L’Éclair, 10 avril 2008, par Pierre Vidal

Un torero du troisième type

On le disait divin. À son égard, pourtant, il n’est qu’une certitude : Rafael était chauve. Du parcours paradoxal du torero, de la trajectoire improbable d’un homme, banal dans ses manies mais génial dans son destin, Jacques Durand éclaire la cohérence. « Les histoires de Gallo déposent une fine poudre dans les récits de toros. Celle de perlimpinpin », nous avertit l’auteur.

Ce n’est pas rien que de reconstituer la géographie de Rafael, de le suivre à la trace dans sa succession de fuites éperdues et de triomphes inouïs ; dans ses disparitions inattendues et ses retours somptueux sur des bateaux de rêve, sans une pesette en poche, mais espéré comme un messie par une foule de dévots.

Quelle logique anime ce phénix ? On le croit perdu corps et biens à New York, il revient un beau matin, accueilli par des centaines de zélotes à la passerelle du paquebot. On lui jette des couleuvres pour l’effrayer, il dessine en leur aimable compagnie des faenas de rêve.

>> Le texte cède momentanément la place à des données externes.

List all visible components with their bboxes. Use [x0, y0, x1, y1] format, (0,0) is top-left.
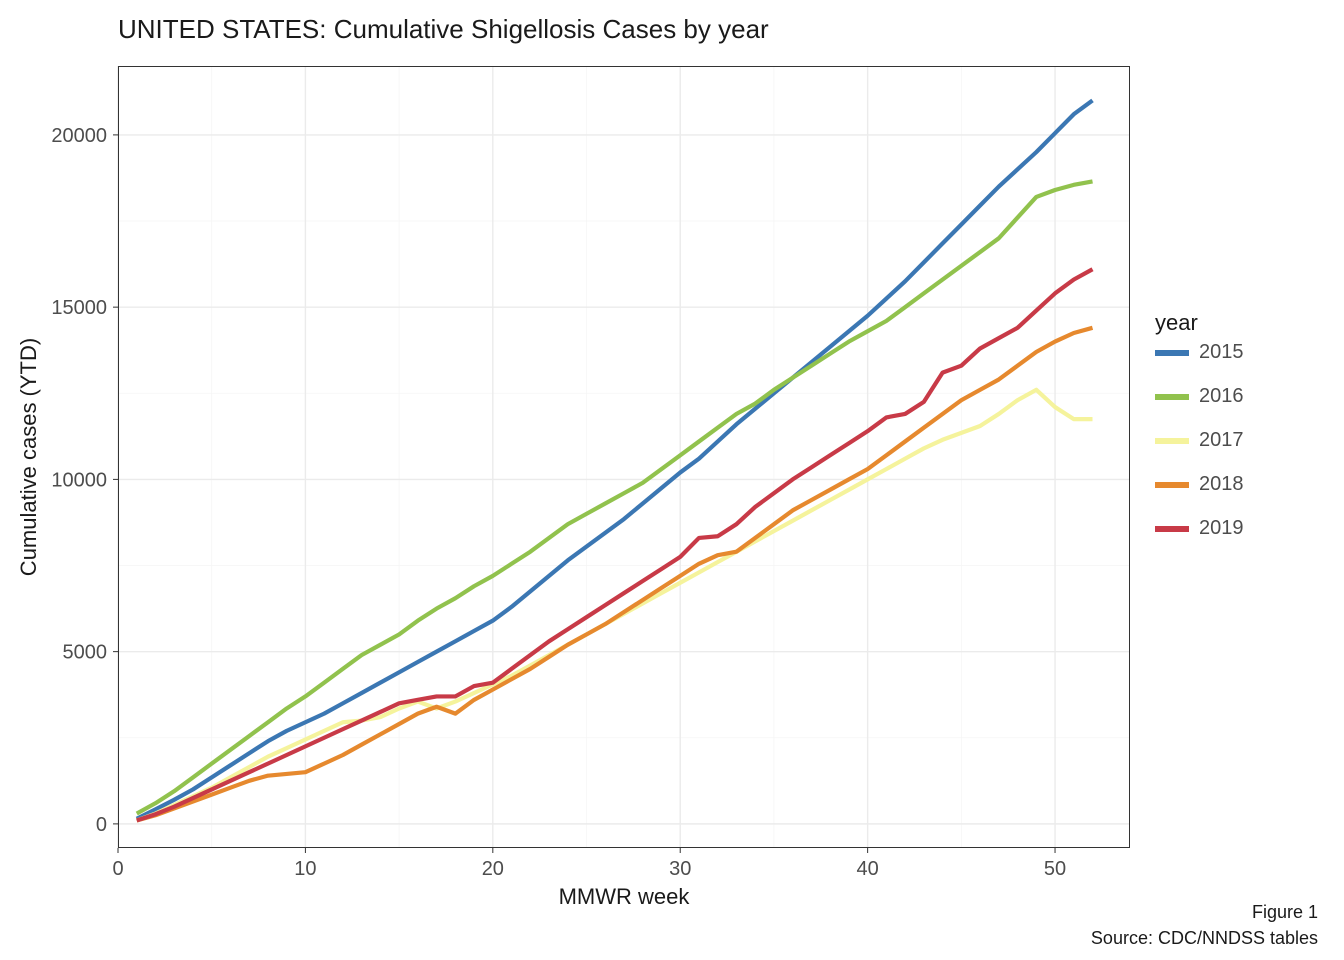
- x-tick-label: 10: [294, 858, 316, 880]
- y-axis-label: Cumulative cases (YTD): [16, 338, 41, 576]
- legend-label-2017: 2017: [1199, 429, 1244, 451]
- x-axis-label: MMWR week: [559, 884, 691, 909]
- legend-swatch-2015: [1155, 350, 1189, 356]
- y-tick-label: 10000: [51, 469, 107, 491]
- legend-swatch-2019: [1155, 526, 1189, 532]
- y-tick-label: 15000: [51, 297, 107, 319]
- chart-title: UNITED STATES: Cumulative Shigellosis Ca…: [118, 14, 769, 44]
- x-tick-label: 50: [1044, 858, 1066, 880]
- caption-source: Source: CDC/NNDSS tables: [1091, 928, 1318, 948]
- y-tick-label: 0: [96, 814, 107, 836]
- y-tick-label: 20000: [51, 125, 107, 147]
- caption-figure: Figure 1: [1252, 902, 1318, 922]
- legend-title: year: [1155, 310, 1198, 335]
- legend-label-2016: 2016: [1199, 385, 1244, 407]
- chart-container: 0 10 20 30 40 50 0 5000 10000 15000 20000 MMWR week…: [0, 0, 1344, 960]
- legend-label-2018: 2018: [1199, 473, 1244, 495]
- legend-label-2015: 2015: [1199, 341, 1244, 363]
- legend-label-2019: 2019: [1199, 517, 1244, 539]
- y-tick-label: 5000: [63, 642, 108, 664]
- legend-swatch-2017: [1155, 438, 1189, 444]
- legend-swatch-2016: [1155, 394, 1189, 400]
- x-tick-label: 20: [482, 858, 504, 880]
- x-tick-label: 40: [857, 858, 879, 880]
- legend-swatch-2018: [1155, 482, 1189, 488]
- x-tick-label: 30: [669, 858, 691, 880]
- x-tick-label: 0: [112, 858, 123, 880]
- chart-svg: 0 10 20 30 40 50 0 5000 10000 15000 20000 MMWR week…: [0, 0, 1344, 960]
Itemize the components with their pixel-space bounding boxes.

Contre toute logique, ses fidèles croient toujours à sa résurrection ; les faits leur donnent raison. « El Gallo fut un torero du troisième type : il ne savait pas ce qu’il faisait et, commentant ses propres faenas, il avouait l’ignorance de ce qui lui était arrivé, tout en précisant qu’à chacune de ses passes les larmes lui coulaient des yeux. »

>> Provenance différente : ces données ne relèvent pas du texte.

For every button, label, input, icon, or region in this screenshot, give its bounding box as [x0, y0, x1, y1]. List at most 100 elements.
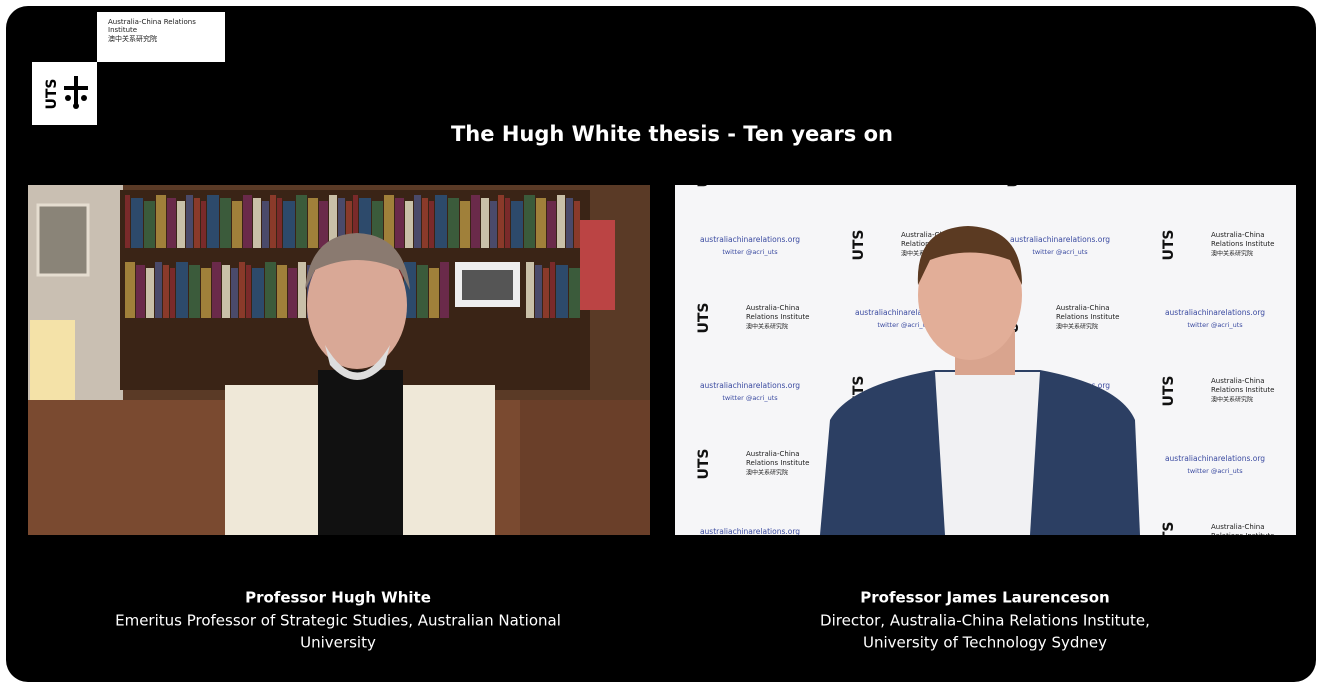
book — [405, 201, 413, 248]
book — [155, 262, 162, 318]
speaker-role: University of Technology Sydney — [863, 634, 1107, 652]
backdrop-text: Australia-China — [746, 304, 799, 312]
backdrop-mark: UTS — [696, 302, 712, 333]
backdrop-text: Relations Institute — [1056, 313, 1119, 321]
book — [556, 265, 568, 318]
book — [448, 198, 459, 248]
backdrop-website: australiachinarelations.org — [700, 527, 800, 536]
logo-text: Australia-China Relations — [108, 18, 196, 26]
book — [246, 265, 251, 318]
backdrop-mark: UTS — [851, 229, 867, 260]
backdrop-website: australiachinarelations.org — [1165, 308, 1265, 317]
backdrop-text: Relations Institute — [1211, 240, 1274, 248]
book — [156, 195, 166, 248]
backdrop-text: Relations Institute — [746, 459, 809, 467]
book — [550, 262, 555, 318]
book — [207, 195, 219, 248]
book — [498, 195, 504, 248]
book — [144, 201, 155, 248]
book — [535, 265, 542, 318]
book — [125, 195, 130, 248]
book — [277, 265, 287, 318]
book — [384, 195, 394, 248]
book — [547, 201, 556, 248]
book — [231, 268, 238, 318]
book — [136, 265, 145, 318]
book — [212, 262, 221, 318]
logo-text: Institute — [108, 26, 137, 34]
book — [252, 268, 264, 318]
backdrop-mark: UTS — [696, 448, 712, 479]
backdrop-text: Relations Institute — [746, 313, 809, 321]
book — [270, 195, 276, 248]
book — [253, 198, 261, 248]
backdrop-text: Relations Institute — [1211, 386, 1274, 394]
book — [569, 268, 580, 318]
backdrop-text: Australia-China — [1211, 231, 1264, 239]
book — [265, 262, 276, 318]
backdrop-text: 澳中关系研究院 — [746, 469, 788, 477]
book — [232, 201, 242, 248]
book — [536, 198, 546, 248]
book — [319, 201, 328, 248]
book — [440, 262, 449, 318]
book — [220, 198, 231, 248]
book — [125, 262, 135, 318]
logo-mark-box — [32, 62, 97, 125]
book — [417, 265, 428, 318]
speaker-name: Professor Hugh White — [245, 589, 431, 607]
backdrop-mark: UTS — [1161, 229, 1177, 260]
book — [298, 262, 306, 318]
book — [288, 268, 297, 318]
speaker-name: Professor James Laurenceson — [860, 589, 1109, 607]
book — [170, 268, 175, 318]
backdrop-text: 澳中关系研究院 — [1211, 250, 1253, 258]
backdrop-website: australiachinarelations.org — [700, 381, 800, 390]
book — [429, 268, 439, 318]
book — [435, 195, 447, 248]
book — [490, 201, 497, 248]
backdrop-twitter: twitter @acri_uts — [1187, 321, 1243, 329]
book — [194, 198, 200, 248]
backdrop-text: Australia-China — [746, 450, 799, 458]
speaker-role: University — [300, 634, 376, 652]
book — [481, 198, 489, 248]
book — [471, 195, 480, 248]
book — [277, 198, 282, 248]
book — [429, 201, 434, 248]
book — [243, 195, 252, 248]
backdrop-website: australiachinarelations.org — [1165, 454, 1265, 463]
book — [574, 201, 580, 248]
book — [395, 198, 404, 248]
backdrop-twitter: twitter @acri_uts — [722, 248, 778, 256]
book — [414, 195, 421, 248]
backdrop-twitter: twitter @acri_uts — [1187, 467, 1243, 475]
book — [146, 268, 154, 318]
book — [176, 262, 188, 318]
logo-text: 澳中关系研究院 — [108, 34, 157, 43]
book — [296, 195, 307, 248]
book — [131, 198, 143, 248]
title: The Hugh White thesis - Ten years on — [451, 122, 893, 146]
book — [201, 201, 206, 248]
backdrop-text: Australia-China — [1211, 523, 1264, 531]
book — [526, 262, 534, 318]
backdrop-text: 澳中关系研究院 — [1211, 396, 1253, 404]
video-left — [28, 185, 650, 535]
book — [163, 265, 169, 318]
book — [511, 201, 523, 248]
speaker-role: Director, Australia-China Relations Inst… — [820, 612, 1150, 630]
backdrop-website: australiachinarelations.org — [1010, 235, 1110, 244]
backdrop-text: 澳中关系研究院 — [1056, 323, 1098, 331]
book — [505, 198, 510, 248]
speaker-role: Emeritus Professor of Strategic Studies,… — [115, 612, 561, 630]
book — [566, 198, 573, 248]
book — [460, 201, 470, 248]
book — [239, 262, 245, 318]
book — [422, 198, 428, 248]
backdrop-text: 澳中关系研究院 — [746, 323, 788, 331]
book — [222, 265, 230, 318]
book — [543, 268, 549, 318]
book — [177, 201, 185, 248]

Il n’eut qu’un seul amour : la Pastora Império, reine du baile admirée par Machado, Valle-Inclán et dans leur sillage toute l’Espagne. Mariage détonant qui dura le temps d’un de ces cigares qui furent les compagnons les plus fidèles de Rafael. Ils semblaient suffire à un bonheur somme toute simple : il ne pouvait se séparer de son Havane.
On le trouva un soir caché dans l’infirmerie des arènes de Barcelone où il fuyait la vindicte du respectable, tranquille comme Baptiste, en train de faire des ronds de fumée. Car pour Rafael : « Le bonheur, c’est fumer un gros cigare en n’étant plus que ça, un téteur de double Corona sans plus de souci qu’une bonne combustion. »

D’où sortait-il ces kirikis soyeux, ces serpentinas légères, ces trincheras autoritaires, ces recibirs fulgurants, ce fumiste invétéré si peu préoccupé de l’opprobre comme de la gloire, de la fortune comme de la misère ? De son âme, sans aucun doute.